The town of New Cuyama sits on Highway 166 between Santa Maria and Bakersfield, nestled in Santa Barbara County’s high desert in the Cuyama Valley, and neighboring small farms, ranches, wineries and national landmarks, including the Carrizo Plain National Monument, Los Padres National Forest, and Bitter Creek National Wildlife Refuge. The remote town lends itself to a quiet, off-the-grid experience that feels worlds away from the laid back yet active California that most people idealize. Instead there are farmland sunsets, scenic rolling hills and some of the best stargazing in all of California.
Here, a bit unexpectedly, is where you’ll find the Cuyama Buckhorn resort, originally a simple roadside motel built in the 1950s, and now a stylish, mid-century farmhouse retreat that includes a farm-to-table restaurant and bar, craft coffee shop, market of local products and very intentional communal spaces — the majority of which are outdoors, to take in the star-filled night skies and wilderness of the Cuyama Valley. There is also a glistening heated pool to splash in under the warm California sun, and jacuzzi to warm up in on cool desert nights.
From left to right: Chef Daniel Horn, who prioritizes seasonal ingredients from local Cuyama farms to inspire his menu; The Buckhorn’s signature red truck welcomes arriving guests; Each room has its own patio looking over the central courtyard.
More than 60 years since originally opening, Cuyama Buckhorn remains a historic establishment and a local gem after Ferial Sadeghian and Jeff Vance, business partners and architects from Los Angeles-based design-build firm iDGroup, purchased the property in March of 2018. By revitalizing the property and highlighting the history of Cuyama Buckhorn and the Cuyama Valley, Ferial and Jeff have established the resort as a creative hub for guests, locals and adventurous wanderers, set in sustainability.
All landscaping is drought tolerant and desert friendly, requiring low water usage. The grass is turf. Local farm partners in the area were consulted to determine plants and trees that would do best in the desert climate and require the least amount of water. The edible landscaping of herbs and garden boxes with fresh produce on property provides for the restaurant. For food not grown onsite, sourcing local ingredients is a priority to support the valley’s economy and limit the transportation of food, resulting in lesser fossil fuels burned.
From left to right: Go hungry for breakfast at The Buck Stop; Cuyama is flanked by the Caliente Mountains (pictured) on the north and the Sierra Madre Mountains on the south; The Cuyama Buckhorn’s signature mustard yellow reflects the area’s super bloom wildflowers seen in photos on the bedroom walls.

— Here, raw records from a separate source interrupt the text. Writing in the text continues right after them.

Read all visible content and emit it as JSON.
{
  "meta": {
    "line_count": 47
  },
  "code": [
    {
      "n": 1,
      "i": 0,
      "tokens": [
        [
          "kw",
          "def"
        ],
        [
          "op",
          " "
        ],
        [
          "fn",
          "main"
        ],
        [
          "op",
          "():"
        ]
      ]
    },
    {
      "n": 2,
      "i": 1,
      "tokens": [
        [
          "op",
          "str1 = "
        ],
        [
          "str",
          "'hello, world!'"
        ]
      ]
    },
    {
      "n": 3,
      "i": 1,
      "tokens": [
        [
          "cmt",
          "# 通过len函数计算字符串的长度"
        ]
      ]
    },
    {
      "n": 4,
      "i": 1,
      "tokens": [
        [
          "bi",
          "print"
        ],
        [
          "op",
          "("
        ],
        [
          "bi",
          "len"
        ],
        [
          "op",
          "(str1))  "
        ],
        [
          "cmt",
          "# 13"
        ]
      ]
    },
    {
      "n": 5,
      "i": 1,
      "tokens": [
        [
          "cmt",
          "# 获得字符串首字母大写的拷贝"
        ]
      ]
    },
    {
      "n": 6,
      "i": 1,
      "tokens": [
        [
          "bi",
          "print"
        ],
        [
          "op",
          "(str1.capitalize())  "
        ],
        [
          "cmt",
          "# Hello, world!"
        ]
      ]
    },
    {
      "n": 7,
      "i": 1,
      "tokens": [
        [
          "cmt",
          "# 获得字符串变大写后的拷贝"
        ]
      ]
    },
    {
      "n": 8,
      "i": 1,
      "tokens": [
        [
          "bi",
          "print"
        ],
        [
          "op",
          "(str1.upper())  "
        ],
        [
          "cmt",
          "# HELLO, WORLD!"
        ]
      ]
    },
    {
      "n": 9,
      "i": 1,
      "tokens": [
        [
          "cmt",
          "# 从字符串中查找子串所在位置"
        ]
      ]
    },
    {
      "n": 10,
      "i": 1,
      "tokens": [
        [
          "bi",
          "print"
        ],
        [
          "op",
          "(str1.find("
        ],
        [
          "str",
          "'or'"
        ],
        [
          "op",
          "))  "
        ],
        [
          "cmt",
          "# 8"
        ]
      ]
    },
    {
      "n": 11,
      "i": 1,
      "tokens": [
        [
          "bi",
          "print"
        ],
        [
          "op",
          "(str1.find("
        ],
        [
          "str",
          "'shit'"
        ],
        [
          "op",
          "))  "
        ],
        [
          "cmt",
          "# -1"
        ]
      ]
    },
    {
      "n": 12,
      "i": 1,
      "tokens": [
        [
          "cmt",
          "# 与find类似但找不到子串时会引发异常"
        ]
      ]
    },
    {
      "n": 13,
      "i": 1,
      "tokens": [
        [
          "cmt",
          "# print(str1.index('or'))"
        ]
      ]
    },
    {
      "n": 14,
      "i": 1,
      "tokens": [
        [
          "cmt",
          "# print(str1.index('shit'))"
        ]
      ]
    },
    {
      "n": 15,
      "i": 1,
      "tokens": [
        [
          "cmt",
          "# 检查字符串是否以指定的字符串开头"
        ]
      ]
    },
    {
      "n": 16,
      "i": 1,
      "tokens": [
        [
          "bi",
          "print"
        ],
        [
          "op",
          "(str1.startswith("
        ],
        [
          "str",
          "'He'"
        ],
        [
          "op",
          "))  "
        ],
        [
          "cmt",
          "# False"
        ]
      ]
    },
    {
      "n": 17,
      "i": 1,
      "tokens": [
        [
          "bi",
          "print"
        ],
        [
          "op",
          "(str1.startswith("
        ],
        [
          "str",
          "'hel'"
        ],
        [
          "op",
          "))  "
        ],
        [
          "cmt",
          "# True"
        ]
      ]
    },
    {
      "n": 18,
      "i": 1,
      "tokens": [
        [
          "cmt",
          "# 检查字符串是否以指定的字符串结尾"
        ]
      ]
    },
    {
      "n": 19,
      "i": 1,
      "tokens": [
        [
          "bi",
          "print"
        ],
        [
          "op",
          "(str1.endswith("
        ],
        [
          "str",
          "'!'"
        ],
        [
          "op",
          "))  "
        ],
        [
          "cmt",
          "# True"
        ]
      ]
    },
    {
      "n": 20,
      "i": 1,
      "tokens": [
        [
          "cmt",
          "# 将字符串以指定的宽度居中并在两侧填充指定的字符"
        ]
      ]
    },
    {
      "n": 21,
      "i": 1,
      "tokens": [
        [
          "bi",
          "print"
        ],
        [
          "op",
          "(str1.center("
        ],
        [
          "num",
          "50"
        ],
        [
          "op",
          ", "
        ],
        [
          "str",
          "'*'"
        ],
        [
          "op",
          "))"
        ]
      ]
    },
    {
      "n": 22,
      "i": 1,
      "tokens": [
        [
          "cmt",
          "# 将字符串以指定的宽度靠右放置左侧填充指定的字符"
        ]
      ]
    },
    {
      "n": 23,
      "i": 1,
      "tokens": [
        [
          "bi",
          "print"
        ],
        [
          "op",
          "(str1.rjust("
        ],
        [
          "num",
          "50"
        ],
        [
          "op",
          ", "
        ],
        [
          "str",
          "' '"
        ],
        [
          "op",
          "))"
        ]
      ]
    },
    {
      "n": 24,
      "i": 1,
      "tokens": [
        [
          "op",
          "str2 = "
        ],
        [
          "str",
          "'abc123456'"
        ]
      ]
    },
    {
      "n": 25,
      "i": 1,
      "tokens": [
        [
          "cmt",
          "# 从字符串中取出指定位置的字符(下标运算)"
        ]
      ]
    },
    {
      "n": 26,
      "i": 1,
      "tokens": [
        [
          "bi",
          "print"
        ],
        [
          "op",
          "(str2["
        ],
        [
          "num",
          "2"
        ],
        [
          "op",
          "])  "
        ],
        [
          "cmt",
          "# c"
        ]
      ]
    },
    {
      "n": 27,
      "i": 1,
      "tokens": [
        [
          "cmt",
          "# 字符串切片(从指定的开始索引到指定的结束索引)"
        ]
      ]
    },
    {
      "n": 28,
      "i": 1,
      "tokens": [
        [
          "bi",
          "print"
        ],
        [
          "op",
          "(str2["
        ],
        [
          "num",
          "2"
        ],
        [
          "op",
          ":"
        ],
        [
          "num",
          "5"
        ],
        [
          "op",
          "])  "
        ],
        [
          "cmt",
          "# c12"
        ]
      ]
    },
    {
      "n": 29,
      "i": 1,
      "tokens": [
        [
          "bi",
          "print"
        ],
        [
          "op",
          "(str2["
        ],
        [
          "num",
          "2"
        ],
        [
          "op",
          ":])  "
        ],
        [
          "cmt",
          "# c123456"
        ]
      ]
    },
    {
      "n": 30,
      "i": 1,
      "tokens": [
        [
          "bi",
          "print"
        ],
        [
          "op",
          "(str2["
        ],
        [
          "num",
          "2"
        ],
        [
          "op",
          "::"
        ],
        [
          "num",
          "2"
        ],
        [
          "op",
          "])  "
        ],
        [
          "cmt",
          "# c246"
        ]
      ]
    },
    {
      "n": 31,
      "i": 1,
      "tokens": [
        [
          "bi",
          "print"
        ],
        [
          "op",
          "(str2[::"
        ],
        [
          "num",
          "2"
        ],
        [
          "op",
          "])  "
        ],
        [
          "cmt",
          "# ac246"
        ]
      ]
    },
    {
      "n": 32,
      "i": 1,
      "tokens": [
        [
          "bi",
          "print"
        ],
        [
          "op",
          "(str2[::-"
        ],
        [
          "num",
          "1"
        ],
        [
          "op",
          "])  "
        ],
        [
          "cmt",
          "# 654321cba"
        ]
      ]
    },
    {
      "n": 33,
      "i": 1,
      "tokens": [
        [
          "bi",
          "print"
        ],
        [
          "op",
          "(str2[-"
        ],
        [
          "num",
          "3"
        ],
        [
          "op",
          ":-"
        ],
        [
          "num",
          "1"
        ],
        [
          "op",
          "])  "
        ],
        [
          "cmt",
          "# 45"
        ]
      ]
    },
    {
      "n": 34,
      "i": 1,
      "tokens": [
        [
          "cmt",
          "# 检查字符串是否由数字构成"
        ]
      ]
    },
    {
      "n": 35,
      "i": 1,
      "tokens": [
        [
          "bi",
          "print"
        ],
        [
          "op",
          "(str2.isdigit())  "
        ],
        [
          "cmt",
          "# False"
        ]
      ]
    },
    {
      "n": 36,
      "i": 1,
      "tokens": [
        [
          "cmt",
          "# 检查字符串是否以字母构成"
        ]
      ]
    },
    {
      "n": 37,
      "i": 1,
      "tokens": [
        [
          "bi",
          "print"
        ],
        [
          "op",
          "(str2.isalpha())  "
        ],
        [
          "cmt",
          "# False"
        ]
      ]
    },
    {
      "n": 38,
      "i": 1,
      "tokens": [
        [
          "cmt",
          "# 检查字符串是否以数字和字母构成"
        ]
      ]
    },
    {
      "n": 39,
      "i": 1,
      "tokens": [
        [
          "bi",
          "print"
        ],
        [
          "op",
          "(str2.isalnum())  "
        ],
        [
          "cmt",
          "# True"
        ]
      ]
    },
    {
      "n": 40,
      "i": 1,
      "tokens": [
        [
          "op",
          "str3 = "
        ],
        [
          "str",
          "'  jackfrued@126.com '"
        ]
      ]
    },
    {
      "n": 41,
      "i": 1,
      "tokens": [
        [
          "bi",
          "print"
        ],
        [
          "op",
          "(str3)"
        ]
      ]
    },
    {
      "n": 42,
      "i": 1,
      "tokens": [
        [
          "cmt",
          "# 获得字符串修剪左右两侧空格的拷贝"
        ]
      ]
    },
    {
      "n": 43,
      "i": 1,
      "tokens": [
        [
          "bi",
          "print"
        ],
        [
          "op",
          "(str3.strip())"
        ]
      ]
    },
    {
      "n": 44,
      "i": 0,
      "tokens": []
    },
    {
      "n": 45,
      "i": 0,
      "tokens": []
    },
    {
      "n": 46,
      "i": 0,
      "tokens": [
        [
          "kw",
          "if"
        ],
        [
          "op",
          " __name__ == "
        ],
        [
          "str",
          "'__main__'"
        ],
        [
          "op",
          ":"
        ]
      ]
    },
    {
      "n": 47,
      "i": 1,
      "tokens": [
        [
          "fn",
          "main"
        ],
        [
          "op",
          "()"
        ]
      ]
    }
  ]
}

Architectural details from the past iterations of the motel have been reused, including old oil pipes utilized for custom built outdoor furniture, reclaimed wood for headboards and side tables, vintage furniture and décor elements repurposed throughout the property, and old water troughs and other pieces of old machinery turned into fountains and art pieces. Decomposed granite, which is permeable, going back into the land, has been applied throughout the resort. And guestrooms feature sustainably produced Further bath products, made from converting waste grease (vegetable oil) from fine restaurants into glycerin.
From left to right: Local ingredients turned into elegant menu items; A peaceful moment at the pool; The Buck Stop restaurant welcomes diners for breakfast, lunch and dinner.
Cuyama Buckhorn, an updated resort with hints of yesteryear, is an escape from the city and a picture-perfect place to unwind. And then stay, sip and support the community of Cuyama, this beautifully remote slice of heaven. From the glamping in huts to locally made mead from Cuyama Beverage Company, there are many ways to support local resilience and have a picture-perfect get-a-way at the
same time. At the heart of it all is Blue Sky Center, an area nonprofit that builds models for resilient, thriving, and inclusive rural economies in the Cuyama Valley. As a place-based organization, their creative team prioritizes projects and collaborations that celebrate the abundance of Cuyama. Blue Sky’s work focuses on rural resilience, developing initiatives that address persistent inequities in rural development while championing the opportunities for sustained, deliberate economic empowerment in partnership with Cuyama residents and entrepreneurs.